2019-04-24 00:16:47 UTC  

Our digestive system is adapted to running. Like the differences in our intestines from other primates. Cooking is a huge part f that. This is something we have data on. Women who take on the raw-food diet do not have estrus half the time because without cooking we cannot digest enough energy to reproduce. We are some weird weird monkeys.....

2019-04-24 00:31:14 UTC  

still am not sure how much humans would have relied on exhaustion hunting in particular, since even aboriginals developed ranged weapons, as did every other group of humans

2019-04-24 00:31:58 UTC  

obviously though long distance running would have been helpful for long distance migration and so on

2019-04-24 00:36:50 UTC  

whoop he actually mentions that, that people stopped really doing it after inventing projectile weapons

2019-04-24 00:36:59 UTC  

Ranged weapons are good but we're talking about flint tip spears here not a modern compound bow or even a recurve that can one-shot a deer. So even on a good hit you're going to have to track the game as it bleeds out. Now if you have a whole tribe of hunters and you can run down a whole herd of prey the payoff in calories gained for the investment is much higher.

2019-04-24 00:38:42 UTC  

and i bet they were actually pretty accurate with those spears

2019-04-24 00:39:05 UTC  

This also contributes to human eusociality. There is no way for a hunter to eat an elk or a bison before it goes bad. Even with his extended family. But if you store the meat in the stomachs of other families who might return the favor it does not go bad and it contributes to your survival.

2019-04-24 00:42:12 UTC  

And yeah I am going back a few millennia here. Even the Sentinel Island tribe who broke off, what? a few thousand years ago? Still have non-recurve bows. A much higher tech than most of human history.

2019-04-24 00:42:37 UTC  

you don't need bows though even

2019-04-24 00:43:02 UTC  

lot of people had spear throwers, abos used curved smoothed knotted throwing clubs

2019-04-24 00:44:24 UTC  

I was using Sentinel as a yardstick.
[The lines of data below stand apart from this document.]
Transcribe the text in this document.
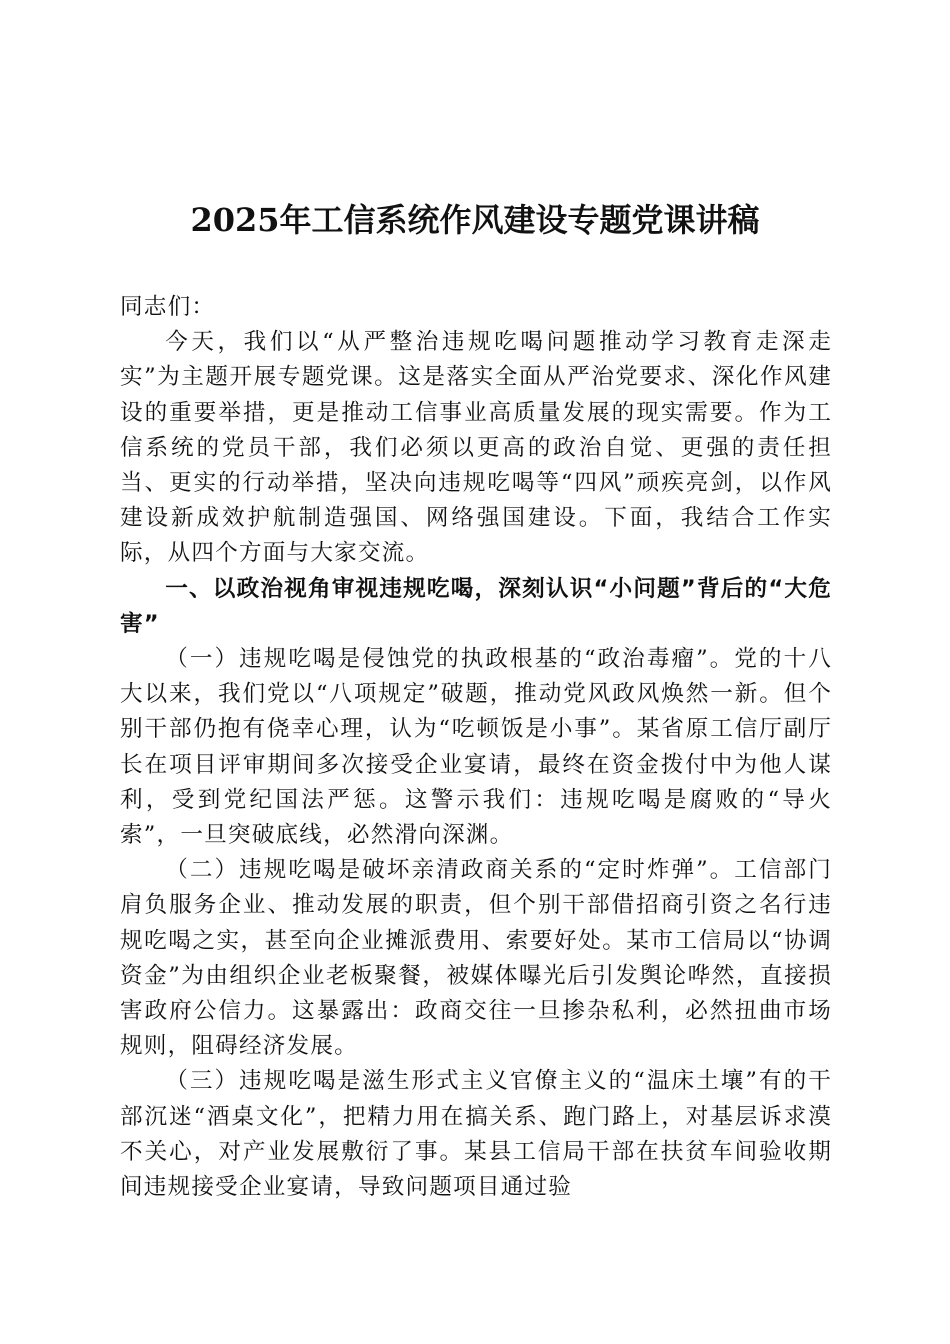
2025年工信系统作风建设专题党课讲稿

同志们：

今天，我们以“从严整治违规吃喝问题推动学习教育走深走实”为主题开展专题党课。这是落实全面从严治党要求、深化作风建设的重要举措，更是推动工信事业高质量发展的现实需要。作为工信系统的党员干部，我们必须以更高的政治自觉、更强的责任担当、更实的行动举措，坚决向违规吃喝等“四风”顽疾亮剑，以作风建设新成效护航制造强国、网络强国建设。下面，我结合工作实际，从四个方面与大家交流。

一、以政治视角审视违规吃喝，深刻认识“小问题”背后的“大危害”

（一）违规吃喝是侵蚀党的执政根基的“政治毒瘤”。党的十八大以来，我们党以“八项规定”破题，推动党风政风焕然一新。但个别干部仍抱有侥幸心理，认为“吃顿饭是小事”。某省原工信厅副厅长在项目评审期间多次接受企业宴请，最终在资金拨付中为他人谋利，受到党纪国法严惩。这警示我们：违规吃喝是腐败的“导火索”，一旦突破底线，必然滑向深渊。

（二）违规吃喝是破坏亲清政商关系的“定时炸弹”。工信部门肩负服务企业、推动发展的职责，但个别干部借招商引资之名行违规吃喝之实，甚至向企业摊派费用、索要好处。某市工信局以“协调资金”为由组织企业老板聚餐，被媒体曝光后引发舆论哗然，直接损害政府公信力。这暴露出：政商交往一旦掺杂私利，必然扭曲市场规则，阻碍经济发展。

（三）违规吃喝是滋生形式主义官僚主义的“温床土壤”有的干部沉迷“酒桌文化”，把精力用在搞关系、跑门路上，对基层诉求漠不关心，对产业发展敷衍了事。某县工信局干部在扶贫车间验收期间违规接受企业宴请，导致问题项目通过验
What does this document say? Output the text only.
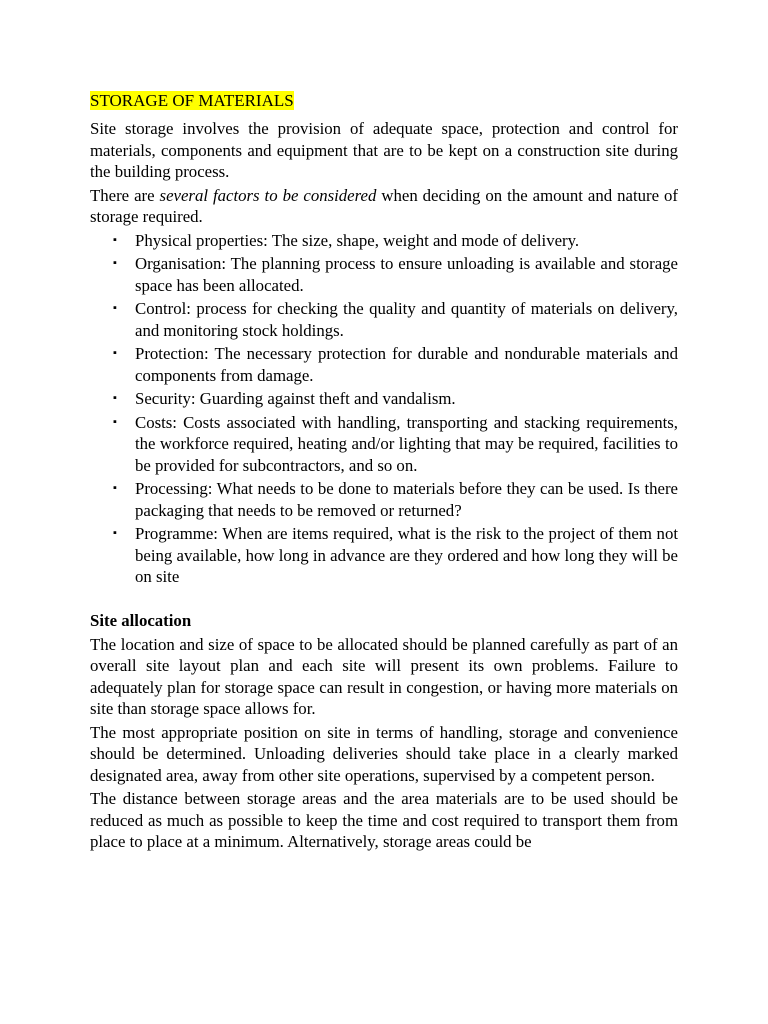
STORAGE OF MATERIALS

Site storage involves the provision of adequate space, protection and control for materials, components and equipment that are to be kept on a construction site during the building process.

There are several factors to be considered when deciding on the amount and nature of storage required.

▪ Physical properties: The size, shape, weight and mode of delivery.
▪ Organisation: The planning process to ensure unloading is available and storage space has been allocated.
▪ Control: process for checking the quality and quantity of materials on delivery, and monitoring stock holdings.
▪ Protection: The necessary protection for durable and nondurable materials and components from damage.
▪ Security: Guarding against theft and vandalism.
▪ Costs: Costs associated with handling, transporting and stacking requirements, the workforce required, heating and/or lighting that may be required, facilities to be provided for subcontractors, and so on.
▪ Processing: What needs to be done to materials before they can be used. Is there packaging that needs to be removed or returned?
▪ Programme: When are items required, what is the risk to the project of them not being available, how long in advance are they ordered and how long they will be on site
Site allocation

The location and size of space to be allocated should be planned carefully as part of an overall site layout plan and each site will present its own problems. Failure to adequately plan for storage space can result in congestion, or having more materials on site than storage space allows for.

The most appropriate position on site in terms of handling, storage and convenience should be determined. Unloading deliveries should take place in a clearly marked designated area, away from other site operations, supervised by a competent person.

The distance between storage areas and the area materials are to be used should be reduced as much as possible to keep the time and cost required to transport them from place to place at a minimum. Alternatively, storage areas could be
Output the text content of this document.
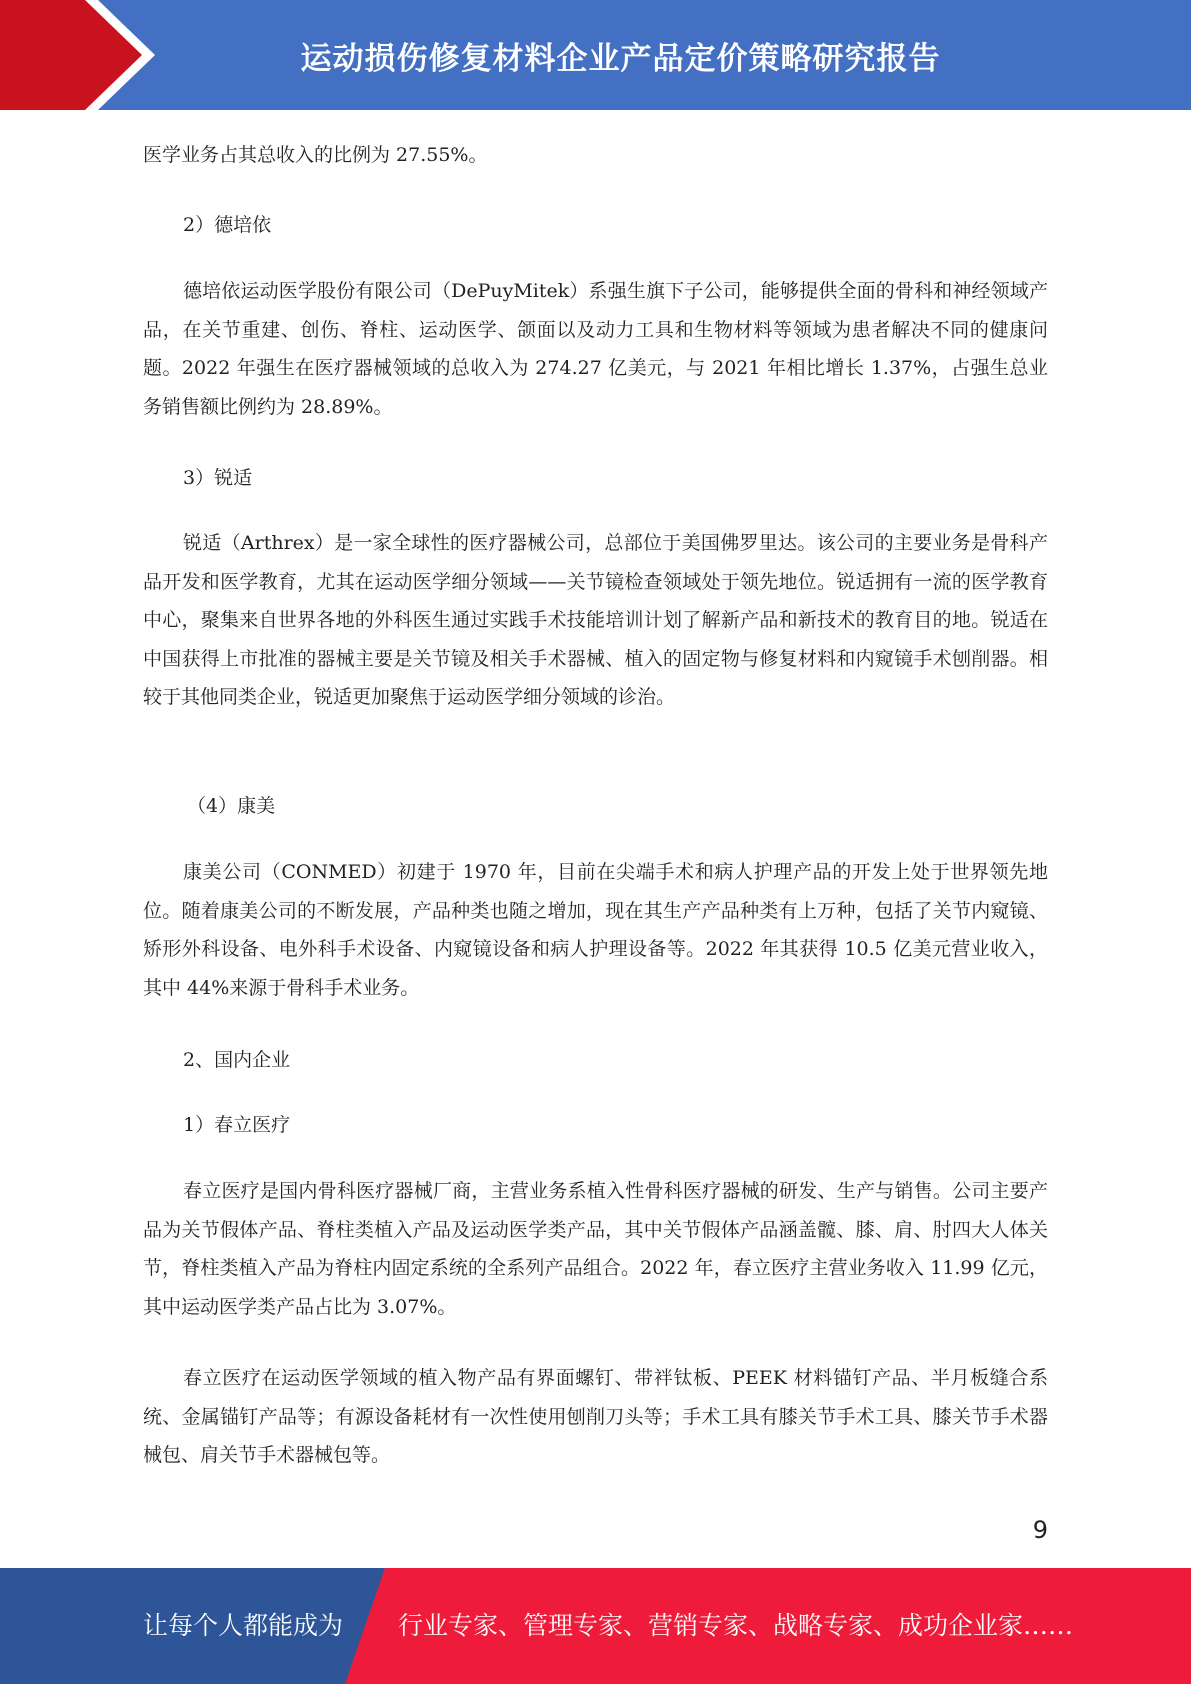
运动损伤修复材料企业产品定价策略研究报告

医学业务占其总收入的比例为 27.55%。

2）德培依

德培依运动医学股份有限公司（DePuyMitek）系强生旗下子公司，能够提供全面的骨科和神经领域产品，在关节重建、创伤、脊柱、运动医学、颌面以及动力工具和生物材料等领域为患者解决不同的健康问题。2022 年强生在医疗器械领域的总收入为 274.27 亿美元，与 2021 年相比增长 1.37%，占强生总业务销售额比例约为 28.89%。

3）锐适

锐适（Arthrex）是一家全球性的医疗器械公司，总部位于美国佛罗里达。该公司的主要业务是骨科产品开发和医学教育，尤其在运动医学细分领域——关节镜检查领域处于领先地位。锐适拥有一流的医学教育中心，聚集来自世界各地的外科医生通过实践手术技能培训计划了解新产品和新技术的教育目的地。锐适在中国获得上市批准的器械主要是关节镜及相关手术器械、植入的固定物与修复材料和内窥镜手术刨削器。相较于其他同类企业，锐适更加聚焦于运动医学细分领域的诊治。

（4）康美

康美公司（CONMED）初建于 1970 年，目前在尖端手术和病人护理产品的开发上处于世界领先地位。随着康美公司的不断发展，产品种类也随之增加，现在其生产产品种类有上万种，包括了关节内窥镜、矫形外科设备、电外科手术设备、内窥镜设备和病人护理设备等。2022 年其获得 10.5 亿美元营业收入，其中 44%来源于骨科手术业务。

2、国内企业

1）春立医疗

春立医疗是国内骨科医疗器械厂商，主营业务系植入性骨科医疗器械的研发、生产与销售。公司主要产品为关节假体产品、脊柱类植入产品及运动医学类产品，其中关节假体产品涵盖髋、膝、肩、肘四大人体关节，脊柱类植入产品为脊柱内固定系统的全系列产品组合。2022 年，春立医疗主营业务收入 11.99 亿元，其中运动医学类产品占比为 3.07%。

春立医疗在运动医学领域的植入物产品有界面螺钉、带袢钛板、PEEK 材料锚钉产品、半月板缝合系统、金属锚钉产品等；有源设备耗材有一次性使用刨削刀头等；手术工具有膝关节手术工具、膝关节手术器械包、肩关节手术器械包等。

9
让每个人都能成为 行业专家、管理专家、营销专家、战略专家、成功企业家……
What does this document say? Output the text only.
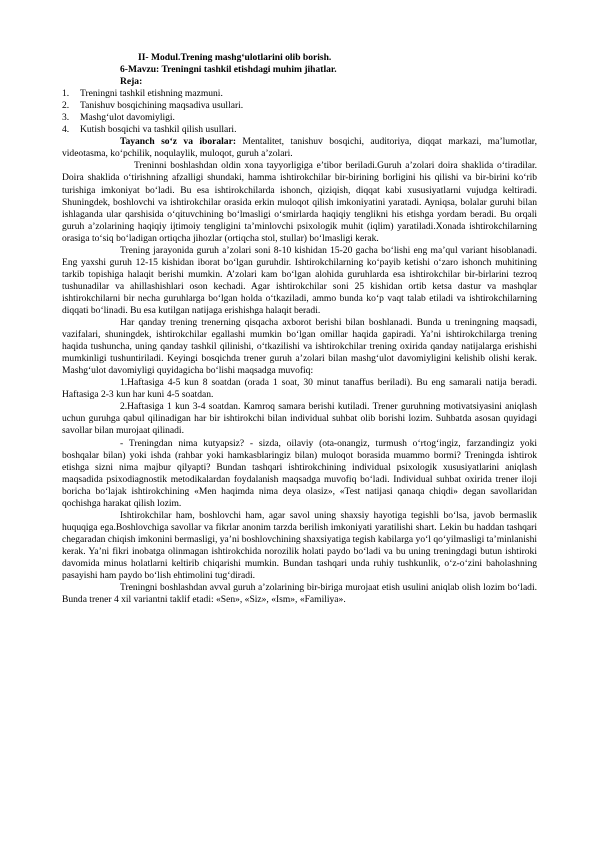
II- Modul.Trening mashg‘ulotlarini olib borish.
6-Mavzu: Treningni tashkil etishdagi muhim jihatlar.
Reja:
1. Treningni tashkil etishning mazmuni.
2. Tanishuv bosqichining maqsadiva usullari.
3. Mashg‘ulot davomiyligi.
4. Kutish bosqichi va tashkil qilish usullari.

Tayanch so‘z va iboralar: Mentalitet, tanishuv bosqichi, auditoriya, diqqat markazi, ma’lumotlar, videotasma, ko‘pchilik, noqulaylik, muloqot, guruh a’zolari.

Treninni boshlashdan oldin xona tayyorligiga e’tibor beriladi.Guruh a’zolari doira shaklida o‘tiradilar. Doira shaklida o‘tirishning afzalligi shundaki, hamma ishtirokchilar bir-birining borligini his qilishi va bir-birini ko‘rib turishiga imkoniyat bo‘ladi. Bu esa ishtirokchilarda ishonch, qiziqish, diqqat kabi xususiyatlarni vujudga keltiradi. Shuningdek, boshlovchi va ishtirokchilar orasida erkin muloqot qilish imkoniyatini yaratadi. Ayniqsa, bolalar guruhi bilan ishlaganda ular qarshisida o‘qituvchining bo‘lmasligi o‘smirlarda haqiqiy tenglikni his etishga yordam beradi. Bu orqali guruh a’zolarining haqiqiy ijtimoiy tengligini ta’minlovchi psixologik muhit (iqlim) yaratiladi.Xonada ishtirokchilarning orasiga to‘siq bo‘ladigan ortiqcha jihozlar (ortiqcha stol, stullar) bo‘lmasligi kerak.

Trening jarayonida guruh a’zolari soni 8-10 kishidan 15-20 gacha bo‘lishi eng ma’qul variant hisoblanadi. Eng yaxshi guruh 12-15 kishidan iborat bo‘lgan guruhdir. Ishtirokchilarning ko‘payib ketishi o‘zaro ishonch muhitining tarkib topishiga halaqit berishi mumkin. A’zolari kam bo‘lgan alohida guruhlarda esa ishtirokchilar bir-birlarini tezroq tushunadilar va ahillashishlari oson kechadi. Agar ishtirokchilar soni 25 kishidan ortib ketsa dastur va mashqlar ishtirokchilarni bir necha guruhlarga bo‘lgan holda o‘tkaziladi, ammo bunda ko‘p vaqt talab etiladi va ishtirokchilarning diqqati bo‘linadi. Bu esa kutilgan natijaga erishishga halaqit beradi.

Har qanday trening trenerning qisqacha axborot berishi bilan boshlanadi. Bunda u treningning maqsadi, vazifalari, shuningdek, ishtirokchilar egallashi mumkin bo‘lgan omillar haqida gapiradi. Ya’ni ishtirokchilarga trening haqida tushuncha, uning qanday tashkil qilinishi, o‘tkazilishi va ishtirokchilar trening oxirida qanday natijalarga erishishi mumkinligi tushuntiriladi. Keyingi bosqichda trener guruh a’zolari bilan mashg‘ulot davomiyligini kelishib olishi kerak. Mashg‘ulot davomiyligi quyidagicha bo‘lishi maqsadga muvofiq:

1.Haftasiga 4-5 kun 8 soatdan (orada 1 soat, 30 minut tanaffus beriladi). Bu eng samarali natija beradi. Haftasiga 2-3 kun har kuni 4-5 soatdan.

2.Haftasiga 1 kun 3-4 soatdan. Kamroq samara berishi kutiladi. Trener guruhning motivatsiyasini aniqlash uchun guruhga qabul qilinadigan har bir ishtirokchi bilan individual suhbat olib borishi lozim. Suhbatda asosan quyidagi savollar bilan murojaat qilinadi.

- Treningdan nima kutyapsiz? - sizda, oilaviy (ota-onangiz, turmush o‘rtog‘ingiz, farzandingiz yoki boshqalar bilan) yoki ishda (rahbar yoki hamkasblaringiz bilan) muloqot borasida muammo bormi? Treningda ishtirok etishga sizni nima majbur qilyapti? Bundan tashqari ishtirokchining individual psixologik xususiyatlarini aniqlash maqsadida psixodiagnostik metodikalardan foydalanish maqsadga muvofiq bo‘ladi. Individual suhbat oxirida trener iloji boricha bo‘lajak ishtirokchining «Men haqimda nima deya olasiz», «Test natijasi qanaqa chiqdi» degan savollaridan qochishga harakat qilish lozim.

Ishtirokchilar ham, boshlovchi ham, agar savol uning shaxsiy hayotiga tegishli bo‘lsa, javob bermaslik huquqiga ega.Boshlovchiga savollar va fikrlar anonim tarzda berilish imkoniyati yaratilishi shart. Lekin bu haddan tashqari chegaradan chiqish imkonini bermasligi, ya’ni boshlovchining shaxsiyatiga tegish kabilarga yo‘l qo‘yilmasligi ta’minlanishi kerak. Ya’ni fikri inobatga olinmagan ishtirokchida norozilik holati paydo bo‘ladi va bu uning treningdagi butun ishtiroki davomida minus holatlarni keltirib chiqarishi mumkin. Bundan tashqari unda ruhiy tushkunlik, o‘z-o‘zini baholashning pasayishi ham paydo bo‘lish ehtimolini tug‘diradi.

Treningni boshlashdan avval guruh a’zolarining bir-biriga murojaat etish usulini aniqlab olish lozim bo‘ladi. Bunda trener 4 xil variantni taklif etadi: «Sen», «Siz», «Ism», «Familiya».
Our species is something like 200K years old. So looking at the first 180K years or so it's flint tipped spears of salvaged wood.

2019-04-24 00:46:16 UTC  

I mean. I spent the last few years studying this so time perspective is important. Civilization is a new thing like the last few thousand years. An eyeblink in evolutionary time.

2019-04-24 00:47:40 UTC  

Well projectile weapons make exhaustion hunting even easier. Wound an animal badly it will exhaust far sooner.

2019-04-24 00:47:49 UTC  

Better if you just kill it though.

2019-04-24 00:48:39 UTC  

Also why humans are social cooperative creatures.

2019-04-24 00:49:03 UTC  

There are good reasons why humans operate the way they do.

2019-04-24 00:49:06 UTC  

And bad ones.

2019-04-24 00:49:07 UTC  

Right but that is relatively modern like the last 10000 years or so. Humans as a species separated from our common ancestor 3-5 million years ago.

2019-04-24 00:49:42 UTC  

Modern Homo-Sapiens like 150-200K.

2019-04-24 00:49:45 UTC  

Memes are actually the first barrier to a civilized culture of intelligent species.

2019-04-24 00:49:51 UTC  

Prove me wrong. You can't.

2019-04-24 00:50:31 UTC  

Ok yeah sure homo-kekis is the endgame of evolution all intelligent people know that.